J’en avais présenté 10 l’année dernière, et mon collègue Orian en a présenté 12 autres de son côté. Mais bon, voilà, l’histoire du cinéma regorge de films avortés, donc on a de quoi écrire des dizaines d’articles sur le sujet.
Mais en apprendre plus sur les films qui auraient pu exister est un exercice intéressant. Non seulement on en apprend plus sur l’industrie et les différents détails qui peuvent décider si un film sort ou non, mais ça nous laisse aussi imaginer les alternatives. Est-ce que le Dune d’Alejandro Jodowrosky aurait influencé le cinéma de science-fiction, est-ce que Tim Burton aurait eu une meilleure carrière s’il avait pu faire Superman Lives ou est-ce que les films Marvel auraient eu un autre visage si James Cameron avait partie la mode avec sa version de Spider-Man.
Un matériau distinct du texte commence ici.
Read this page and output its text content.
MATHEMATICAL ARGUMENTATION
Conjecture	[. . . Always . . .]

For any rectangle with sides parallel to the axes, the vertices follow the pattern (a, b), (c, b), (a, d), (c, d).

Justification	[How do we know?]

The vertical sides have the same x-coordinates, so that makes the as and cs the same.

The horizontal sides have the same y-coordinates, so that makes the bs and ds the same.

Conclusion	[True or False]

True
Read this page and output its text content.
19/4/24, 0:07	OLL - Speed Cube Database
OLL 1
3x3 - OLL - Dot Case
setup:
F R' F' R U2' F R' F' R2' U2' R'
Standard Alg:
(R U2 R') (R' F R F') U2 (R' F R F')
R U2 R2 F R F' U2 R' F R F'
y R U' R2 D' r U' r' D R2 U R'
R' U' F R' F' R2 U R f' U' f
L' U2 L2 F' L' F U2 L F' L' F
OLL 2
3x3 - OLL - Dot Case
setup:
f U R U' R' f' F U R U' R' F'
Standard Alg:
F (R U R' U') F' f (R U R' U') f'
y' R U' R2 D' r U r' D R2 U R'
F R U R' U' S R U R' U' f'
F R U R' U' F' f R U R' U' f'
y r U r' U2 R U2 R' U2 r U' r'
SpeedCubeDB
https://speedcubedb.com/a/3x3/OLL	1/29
Ça nous laisse de la place pour notre imagination. Explorant donc plus d’histoires de films qui auraient pu exister, frappés par des conflits entre l’art et l’industrie, de la grosse malchance ou des problèmes juridiques.
Parce que j’ai beaucoup de choses à dire et que je souhaite parler de 15 films, cet article sera divisé en trois parties.
Joe Dante est un réalisateur qui n’a pas eu la meilleure chance dans sa carrière. Outre certains de ses projets les plus ambitieux qui ont été annulés, notamment un film Batman, un film sur Roger Corman ou une adaptation du cartoon Les Jetsons, même ses films qui sont sortis n’ont pas connu de grands succès, mis à part le premier Gremlins, les longs-métrages qui l’ont suivi n’ont pas rencontré un grand succès, surtout ses œuvres les plus intéressantes comme Explorers, Innerspace et Gremlins 2. Le moment le plus dur de sa carrière étant certainement la production de Looney Tunes : Back in Action, dans lequel il a connu beaucoup d’ingérences de la part de Warner Bros., pour un résultat des plus mitigés. C’est d’autant plus dommage qu’il devait à la base réalisée au milieu des années 90 un meilleur hommage aux cartoons de son enfance : Termite Terrace.
Ce n’est pas le nom d’un obscur personnage de dessins animés, mais bien le surnom du Leon Schlesinger Productions studio, un bâtiment au sein des studios Warner Bros où sont nés la grande majorité des personnages de Looney Tunes. C’est là que des grands noms de l’animation ont travaillé, comme Bob Clampett, Tex Avery, ou bien le légendaire Chuck Jones, créateur notamment de Bip Bip et Coyote. Le film aurait porté son point de vue et aurait été un aperçu de sa carrière dans les studios, avec en toile de fond la création de personnages comme Bugs Bunny.
Le scénario du film aurait été signé Charlie Haas, qui avait déjà travaillé avec Dante sur Gremlins 2. L’histoire du film aurait été pas mal modifiée, avec certains noms qui auraient été changés, des personnages qui furent fusionnées en un et des portraits exagérés de certains animateurs. Cependant, il aurait été un bon aperçu du milieu de l’animation dans l’âge d’or d’Hollywood. Le film aurait aussi été un grand hommage à Chuck Jones, un grand ami et idole de Joe Dante. Le script plaisait aussi à de nombreuses personnes, particulièrement à Steven Spielberg.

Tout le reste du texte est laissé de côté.